Detection and care – currently, CDC considers persons with monkeypox to be infectious from the onset of symptoms (rash or prodrome) and until lesions have crusted, those crusts have separated, and a fresh layer of healthy skin has formed underneath. If a person or their recent sexual partner(s) from the last 21 days have unusual sores or a rash, especially if accompanied by fever or a feeling of discomfort or illness, they should isolate and contact their health care provider. If someone is suspected or confirmed as having orthopoxvirus or monkeypox, they should isolate from others, abstain from sex, kissing, hugging and other skin-to-skin or intimate contact, and avoid sharing bedding, towels, eating utensils, and clothing until the scabs have fallen off and healthy skin has formed underneath (see infection control section above). During this period, patients can get supportive treatment to ease monkeypox symptoms. Treatment with tecovirimat may be considered for persons with more severe symptoms or rash affecting sensitive areas (e.g., genitals). Anyone caring for a person sick with monkeypox should use appropriate personal protective measures and clean objects/surfaces that have been touched (see infection control section above).
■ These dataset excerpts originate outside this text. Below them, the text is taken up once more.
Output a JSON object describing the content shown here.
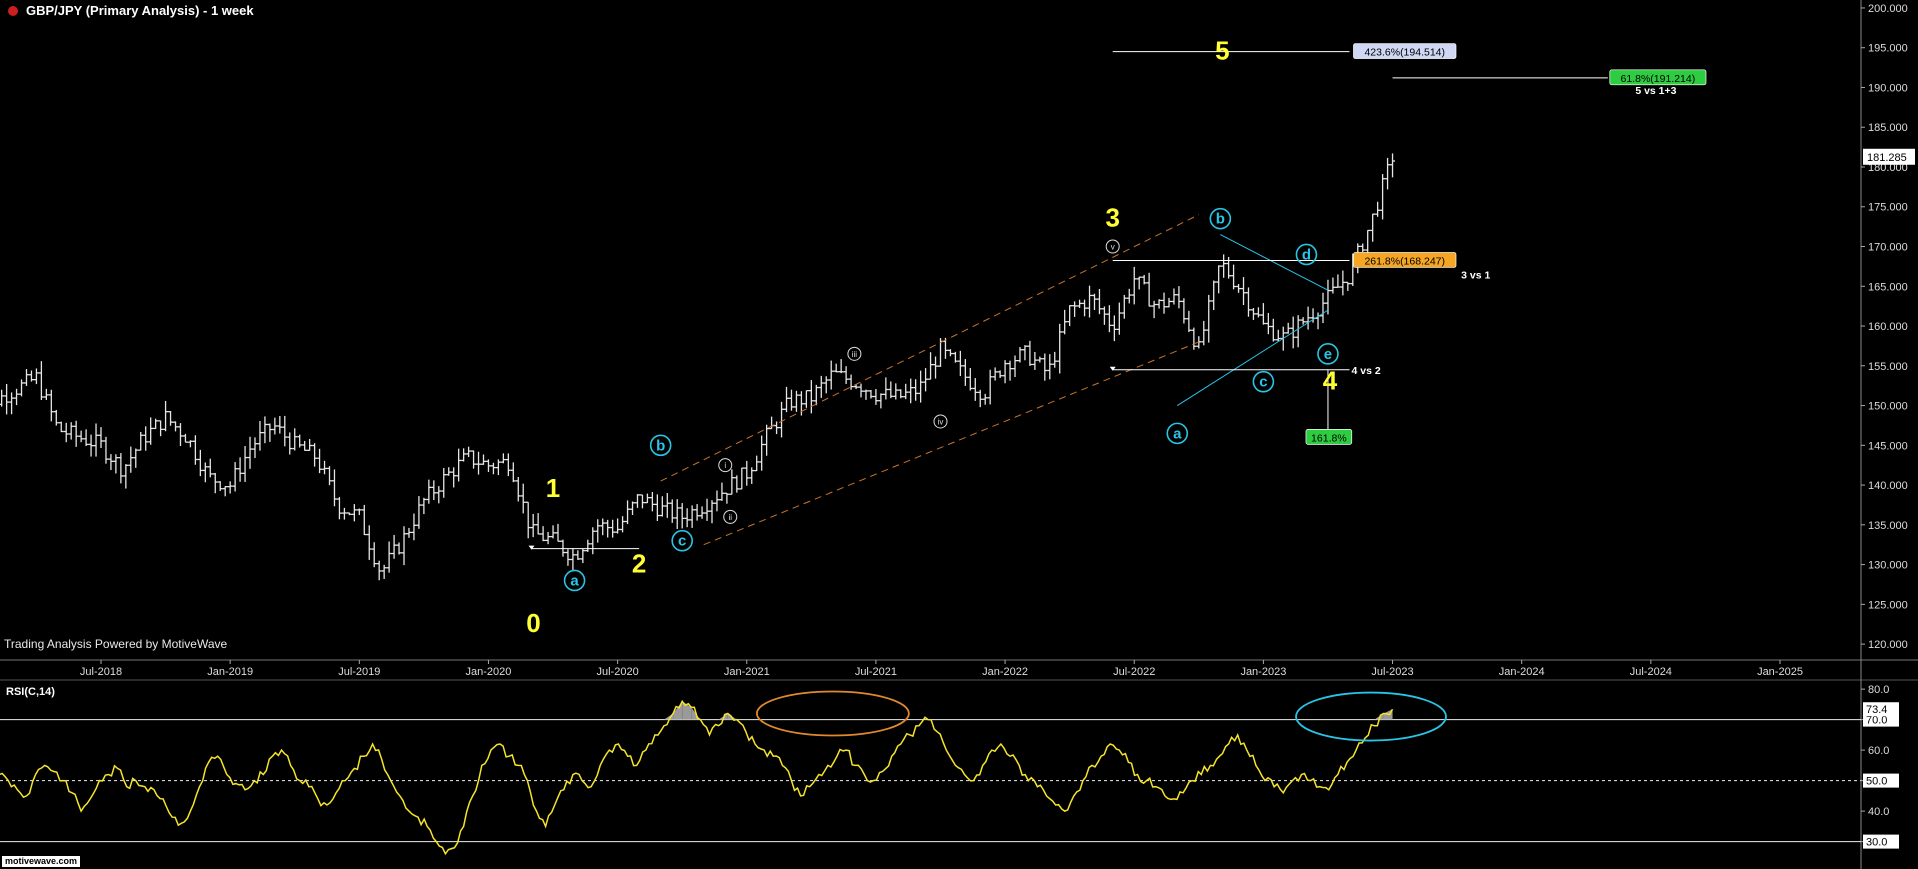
{
  "header": {
    "title": "GBP/JPY (Primary Analysis) - 1 week",
    "status_color": "#cc1f1f",
    "watermark": "Trading Analysis Powered by MotiveWave",
    "logo": "motivewave.com"
  },
  "colors": {
    "background": "#000000",
    "bars": "#e6e6e6",
    "wave_major": "#ffff33",
    "wave_minor": "#29c5e6",
    "channel": "#c8742a",
    "rsi_line": "#f5e52a",
    "badge_green": "#2ecc40",
    "badge_orange": "#f5a623",
    "badge_blue": "#cfd8f5",
    "highlight_orange": "#e08a2e",
    "highlight_cyan": "#29c5e6"
  },
  "chart_data": {
    "type": "line",
    "subtype": "ohlc-weekly",
    "symbol": "GBP/JPY",
    "timeframe": "1 week",
    "x_ticks": [
      "Jul-2018",
      "Jan-2019",
      "Jul-2019",
      "Jan-2020",
      "Jul-2020",
      "Jan-2021",
      "Jul-2021",
      "Jan-2022",
      "Jul-2022",
      "Jan-2023",
      "Jul-2023",
      "Jan-2024",
      "Jul-2024",
      "Jan-2025"
    ],
    "y_ticks": [
      "200.000",
      "195.000",
      "190.000",
      "185.000",
      "180.000",
      "175.000",
      "170.000",
      "165.000",
      "160.000",
      "155.000",
      "150.000",
      "145.000",
      "140.000",
      "135.000",
      "130.000",
      "125.000",
      "120.000"
    ],
    "ylim": [
      118,
      201
    ],
    "xlim": [
      2018.0,
      2025.1
    ],
    "last_price": "181.285",
    "price_path": [
      [
        "2018-01",
        149.0
      ],
      [
        "2018-03",
        152.0
      ],
      [
        "2018-04",
        153.5
      ],
      [
        "2018-05",
        147.0
      ],
      [
        "2018-07",
        145.0
      ],
      [
        "2018-08",
        142.0
      ],
      [
        "2018-09",
        146.0
      ],
      [
        "2018-10",
        148.5
      ],
      [
        "2018-11",
        146.0
      ],
      [
        "2018-12",
        141.0
      ],
      [
        "2019-01",
        140.0
      ],
      [
        "2019-02",
        145.0
      ],
      [
        "2019-03",
        147.5
      ],
      [
        "2019-04",
        145.0
      ],
      [
        "2019-05",
        143.5
      ],
      [
        "2019-06",
        137.5
      ],
      [
        "2019-07",
        136.0
      ],
      [
        "2019-08",
        129.0
      ],
      [
        "2019-09",
        133.0
      ],
      [
        "2019-10",
        138.0
      ],
      [
        "2019-11",
        141.0
      ],
      [
        "2019-12",
        143.5
      ],
      [
        "2020-01",
        142.5
      ],
      [
        "2020-02",
        143.0
      ],
      [
        "2020-03",
        134.0
      ],
      [
        "2020-04",
        133.0
      ],
      [
        "2020-05",
        131.0
      ],
      [
        "2020-06",
        135.0
      ],
      [
        "2020-07",
        134.5
      ],
      [
        "2020-08",
        138.5
      ],
      [
        "2020-09",
        137.0
      ],
      [
        "2020-10",
        136.0
      ],
      [
        "2020-11",
        137.5
      ],
      [
        "2020-12",
        139.5
      ],
      [
        "2021-01",
        141.5
      ],
      [
        "2021-02",
        146.5
      ],
      [
        "2021-03",
        150.5
      ],
      [
        "2021-04",
        151.0
      ],
      [
        "2021-05",
        154.0
      ],
      [
        "2021-06",
        153.0
      ],
      [
        "2021-07",
        151.5
      ],
      [
        "2021-08",
        151.0
      ],
      [
        "2021-09",
        152.0
      ],
      [
        "2021-10",
        157.0
      ],
      [
        "2021-11",
        154.0
      ],
      [
        "2021-12",
        151.5
      ],
      [
        "2022-01",
        155.5
      ],
      [
        "2022-02",
        156.5
      ],
      [
        "2022-03",
        154.0
      ],
      [
        "2022-04",
        162.0
      ],
      [
        "2022-05",
        163.5
      ],
      [
        "2022-06",
        160.0
      ],
      [
        "2022-07",
        166.0
      ],
      [
        "2022-08",
        162.5
      ],
      [
        "2022-09",
        163.5
      ],
      [
        "2022-10",
        157.0
      ],
      [
        "2022-11",
        168.0
      ],
      [
        "2022-12",
        164.5
      ],
      [
        "2023-01",
        160.0
      ],
      [
        "2023-02",
        158.5
      ],
      [
        "2023-03",
        161.0
      ],
      [
        "2023-04",
        163.5
      ],
      [
        "2023-05",
        166.5
      ],
      [
        "2023-06",
        173.0
      ],
      [
        "2023-07",
        181.3
      ]
    ],
    "waves_major": [
      {
        "label": "0",
        "date": "2020-03",
        "price": 124.0,
        "pos": "below"
      },
      {
        "label": "1",
        "date": "2020-03",
        "price": 135.0,
        "pos": "above"
      },
      {
        "label": "2",
        "date": "2020-08",
        "price": 132.0,
        "pos": "below"
      },
      {
        "label": "3",
        "date": "2022-06",
        "price": 168.5,
        "pos": "above"
      },
      {
        "label": "4",
        "date": "2023-04",
        "price": 156.0,
        "pos": "below"
      },
      {
        "label": "5",
        "date": "2022-11",
        "price": 194.5,
        "pos": "center"
      }
    ],
    "waves_minor_circle": [
      {
        "label": "a",
        "date": "2020-05",
        "price": 129.5,
        "pos": "below"
      },
      {
        "label": "b",
        "date": "2020-09",
        "price": 143.5,
        "pos": "above"
      },
      {
        "label": "c",
        "date": "2020-10",
        "price": 133.0,
        "pos": "below"
      },
      {
        "label": "a",
        "date": "2022-09",
        "price": 149.0,
        "pos": "below"
      },
      {
        "label": "b",
        "date": "2022-11",
        "price": 172.5,
        "pos": "above"
      },
      {
        "label": "c",
        "date": "2023-01",
        "price": 155.0,
        "pos": "below"
      },
      {
        "label": "d",
        "date": "2023-03",
        "price": 169.0,
        "pos": "center"
      },
      {
        "label": "e",
        "date": "2023-04",
        "price": 157.0,
        "pos": "below"
      }
    ],
    "waves_roman": [
      {
        "label": "i",
        "date": "2020-12",
        "price": 141.5
      },
      {
        "label": "ii",
        "date": "2020-12",
        "price": 135.5
      },
      {
        "label": "iii",
        "date": "2021-06",
        "price": 157.5
      },
      {
        "label": "iv",
        "date": "2021-10",
        "price": 149.5
      },
      {
        "label": "v",
        "date": "2022-06",
        "price": 171.0
      }
    ],
    "fib_annotations": [
      {
        "label": "423.6%(194.514)",
        "price": 194.514,
        "color": "#cfd8f5",
        "note": ""
      },
      {
        "label": "61.8%(191.214)",
        "price": 191.214,
        "color": "#2ecc40",
        "note": "5 vs 1+3"
      },
      {
        "label": "261.8%(168.247)",
        "price": 168.247,
        "color": "#f5a623",
        "note": "3 vs 1"
      },
      {
        "label": "161.8%",
        "price": 146.0,
        "color": "#2ecc40",
        "note": "4 vs 2"
      }
    ],
    "rsi": {
      "label": "RSI(C,14)",
      "y_ticks": [
        "80.0",
        "70.0",
        "60.0",
        "50.0",
        "40.0",
        "30.0"
      ],
      "ylim": [
        22,
        82
      ],
      "current": "73.4",
      "levels": [
        70,
        50,
        30
      ],
      "values": [
        48,
        55,
        58,
        52,
        50,
        47,
        45,
        52,
        55,
        53,
        50,
        46,
        40,
        44,
        50,
        52,
        54,
        48,
        50,
        48,
        47,
        44,
        38,
        36,
        40,
        48,
        56,
        58,
        52,
        49,
        47,
        50,
        52,
        58,
        60,
        55,
        50,
        48,
        44,
        42,
        46,
        50,
        54,
        58,
        62,
        57,
        50,
        45,
        40,
        38,
        35,
        30,
        26,
        28,
        35,
        45,
        55,
        60,
        62,
        58,
        55,
        50,
        40,
        35,
        42,
        47,
        52,
        50,
        48,
        55,
        60,
        62,
        58,
        55,
        60,
        65,
        68,
        72,
        76,
        74,
        70,
        65,
        68,
        72,
        70,
        66,
        62,
        60,
        58,
        55,
        50,
        45,
        48,
        52,
        55,
        58,
        60,
        55,
        52,
        50,
        53,
        58,
        62,
        65,
        68,
        70,
        66,
        60,
        55,
        52,
        50,
        55,
        60,
        62,
        58,
        55,
        50,
        48,
        45,
        42,
        40,
        45,
        50,
        55,
        58,
        62,
        60,
        56,
        52,
        50,
        48,
        45,
        44,
        46,
        50,
        52,
        55,
        58,
        62,
        65,
        60,
        55,
        50,
        48,
        46,
        50,
        52,
        50,
        48,
        47,
        52,
        56,
        60,
        64,
        68,
        72,
        73.4
      ]
    },
    "title": "GBP/JPY (Primary Analysis) - 1 week",
    "legend": "",
    "grid": false
  }
}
Reporting - Any rash-like illness after close or skin-skin contact with other individuals should be immediately reported to a health care professional, including information about all recent travel, sexual history, and any prior smallpox immunization.
Building Healthy Online Communities (BHOC) has developed additional messaging (in both English and Spanish) on monkeypox for gay, bi, and trans people who may be exposed through intimate contact, which will be updated as the situation evolves, and can be used by local health departments. The Gay Sexuality & Social Policy Initiative with the LA LGBT Center has also developed a resource in 9 languages for gay, bi, and trans men that can be adapted for co-branding by reaching ElizabethWu@luskin.ucla.edu. CDPH has co-branded this flyer with QR code which can be used by local health departments.
CDPH has a webpage on Monkeypox (ca.gov) as well as a Monkeypox Q&A geared toward the general public.